JENNY MÜLLER - Eu sempre fui uma mulher trans. Uma mulher. Mas, esse processo de se identificar, de ter uma palavra que define quem é você, a sua trajetória e as interseccionalidades que perpassam pelo seu corpo, pela sua vida, pelo seu processo de identidade... Eu descobri, na verdade, aos 14... aos 16, eu comecei a tentar entender... mas só tive de fato a coragem de enfrentar as barreiras que a gente tem na sociedade, pra poder ser quem eu sou, aos 20 anos de idade. Então, a maturidade vem um pouco cedo, né... porque você se percebe diferente... porque eu tenho 28 anos, e quando eu tinha 14, eu não tinha muita referência. As únicas referências que eu tinha eram de violência, as questões pejorativas que envolvem essa identidade... todas essas violências sociais. Durante muito tempo eu tava nesse não-lugar, não sabia o que eu era. Não sabia como me definir, como me encaixar, como explicar o que eu sentia.

ARLON SOUZA - Foi muito doloroso a aceitação familiar e social? Muitos preconceitos? Como você lidou e superou tudo isso?

JENNY MÜLLER - Na questão familiar e social, eu tenho que dizer que não foi fácil. Nunca é, nem pra gente nem para quem está próximo, porque querendo ou não quando você se assume travesti, mulher trans, uma pessoa trans, no país que mais mata pessoas trans no mundo... porque o Brasil é há mais de 15 anos e continua sendo o país que mais violenta e mata pessoas trans e travestis no mundo, é sempre um baque, é sempre um lugar de questionar segurança, de se assegurar os direitos. então nunca é fácil mas eu tive uma rede de apoio muito muito grande de amigos, familiares, pessoas próximas e colegas de trabalho, pessoas da faculdade porque querendo ou não eu transicionei enquanto estava dentro da Universidade Federal da Bahia, num processo em que a universidade também estava transicionando em questão de entender esses corpos dentro da universidade. Então, tive muito apoio mas também passei por muitas situações, né... porque querendo ou não quando você é a primeira, e a primeira em muitos locais... a primeira na família, a primeira da roda de amigos, a primeira estagiária trans da Funceb... sempre você vai enfrentar desafios...


				
					Conheça história da atriz trans Jenny Müller no Dia do Artista de Teatro
Fotos: Taylla de Paula

ARLON SOUZA - Nessa transição, o que é suplantando e o que floresce nesse caminho de autoafirmação e autoconhecimento? Muitas descobertas?

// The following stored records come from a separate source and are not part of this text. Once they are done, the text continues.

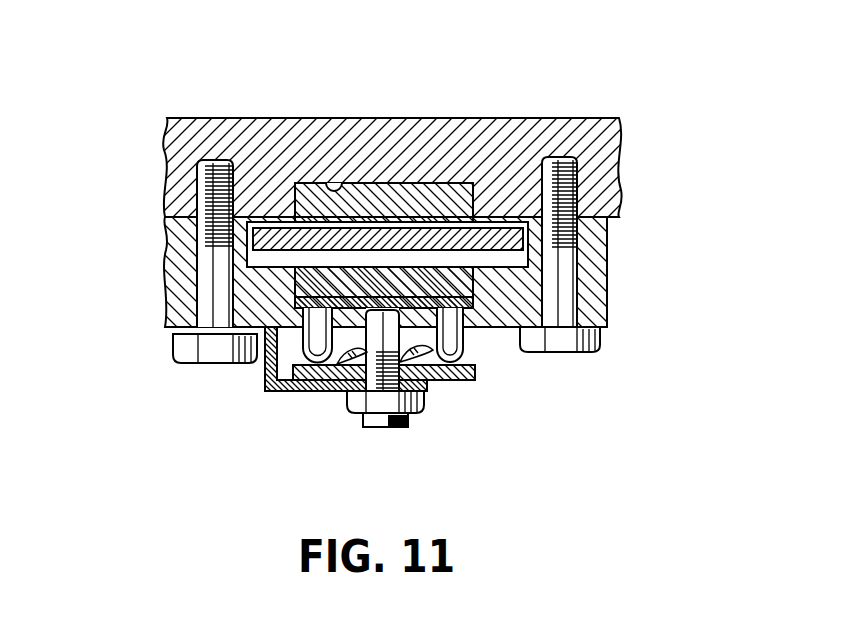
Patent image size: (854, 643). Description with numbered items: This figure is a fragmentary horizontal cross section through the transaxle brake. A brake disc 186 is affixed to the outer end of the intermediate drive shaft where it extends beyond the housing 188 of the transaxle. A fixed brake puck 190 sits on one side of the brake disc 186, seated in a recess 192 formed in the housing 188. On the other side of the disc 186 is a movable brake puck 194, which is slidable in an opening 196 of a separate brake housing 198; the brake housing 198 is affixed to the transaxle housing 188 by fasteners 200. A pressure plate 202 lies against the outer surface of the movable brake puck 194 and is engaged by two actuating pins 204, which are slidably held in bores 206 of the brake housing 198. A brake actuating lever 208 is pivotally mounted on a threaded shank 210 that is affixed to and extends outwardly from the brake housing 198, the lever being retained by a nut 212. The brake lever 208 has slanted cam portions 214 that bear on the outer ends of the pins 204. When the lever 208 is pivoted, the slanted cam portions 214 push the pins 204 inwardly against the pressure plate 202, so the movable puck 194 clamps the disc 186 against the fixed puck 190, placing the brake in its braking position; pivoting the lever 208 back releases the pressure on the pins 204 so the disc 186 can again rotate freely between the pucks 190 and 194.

The brake disc 186 is at (515, 236).
The housing 188 is at (613, 142).
The fixed brake puck 190 is at (398, 182).
The recess 192 is at (340, 183).
The movable brake puck 194 is at (543, 323).
The opening 196 is at (306, 291).
The brake housing 198 is at (162, 328).
The fasteners 200 is at (208, 281).
The pressure plate 202 is at (442, 372).
The actuating pins 204 is at (305, 363).
The bores 206 is at (465, 331).
The brake actuating lever 208 is at (477, 378).
The threaded shank 210 is at (385, 424).
The nut 212 is at (358, 414).
The slanted cam portions 214 is at (348, 350).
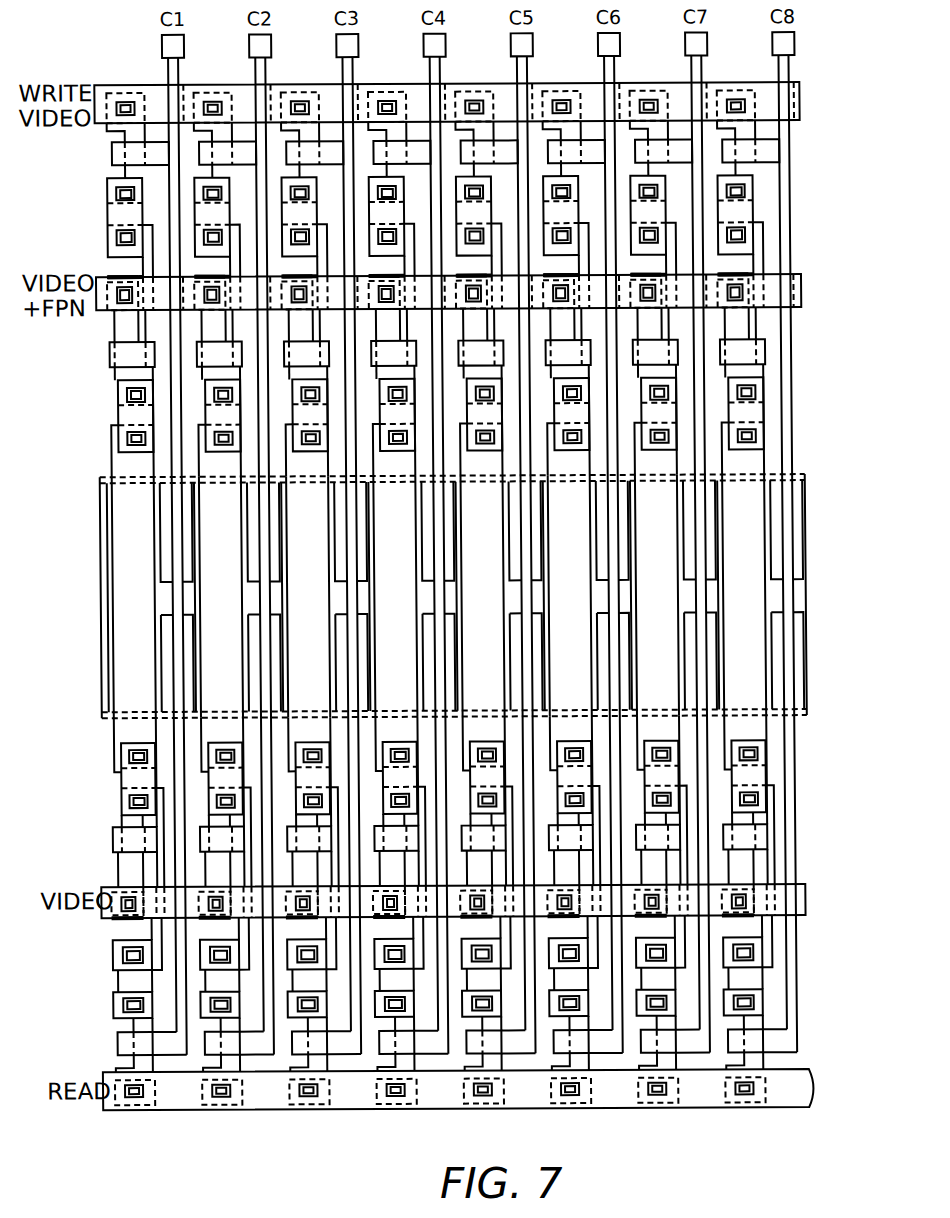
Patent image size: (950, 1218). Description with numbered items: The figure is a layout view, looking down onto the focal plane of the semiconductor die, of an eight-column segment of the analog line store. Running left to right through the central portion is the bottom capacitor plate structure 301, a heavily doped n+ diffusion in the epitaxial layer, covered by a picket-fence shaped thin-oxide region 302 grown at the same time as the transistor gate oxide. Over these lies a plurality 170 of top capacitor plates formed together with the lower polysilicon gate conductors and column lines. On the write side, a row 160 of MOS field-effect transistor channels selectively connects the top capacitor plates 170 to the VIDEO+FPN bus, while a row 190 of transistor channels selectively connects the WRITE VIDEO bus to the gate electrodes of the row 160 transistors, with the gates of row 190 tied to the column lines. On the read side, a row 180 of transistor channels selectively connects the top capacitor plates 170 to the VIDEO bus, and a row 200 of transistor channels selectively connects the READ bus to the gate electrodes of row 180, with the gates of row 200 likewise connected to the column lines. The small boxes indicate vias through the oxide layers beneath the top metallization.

The row of MOS field-effect transistor channels 190 is at (799, 85).
The row of MOS field-effect transistor channels 160 is at (799, 277).
The plurality of top capacitor plates 170 is at (470, 599).
The row of MOS field-effect transistor channels 180 is at (805, 805).
The row of MOS field-effect transistor channels 200 is at (805, 990).
The bottom capacitor plate structure 301 is at (100, 615).
The thin-oxide region 302 is at (100, 572).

JENNY MÜLLER - Existe uma metáfora visual que sempre uso. É que nessa pirâmide social existe as mulheres pretas, as mulheres pretas gordas, as mulheres pretas deficientes, as periféricas... e abaixo dessa base estão pessoas trans, né... Mas, quando a gente olha pra cima, a gente consegue enxergar toda engrenagem social. Eu acho que minha trajetória (está) tanto dentro da militância quanto dentro das artes, mas na vida ser uma pessoa trans, travesti, é ter um olhar mais nítido de como funciona esse sistema. É uma olhar mais apurado das hipocrisias sociais, porque toda violência de gênero envolve muita hipocrisia. Se odeia o feminino na sociedade, se exalta o masculino e, a partir daí, se usa todo esse mecanismo como forma de poder.

ARLON SOUZA - Você se importa de falar sobre seu nome de batismo? O que ficou para trás com ele?

JENNY MÜLLER - Sobre o nome de bastimo, eu acho que ele não importa, porque é só detalhe. É um nome morto. E, assim como a gente gosta de dizer, já tá morto e enterrado. Não me define, nunca me definiu... E o que ficou pra trás como esse outro nome foram as expectativas que as pessoas tinham de mim. E eu aprendi que eu não que me prender a isso, ser o que as pessoas esperam... Eu tenho que ser aquilo que me faz feliz.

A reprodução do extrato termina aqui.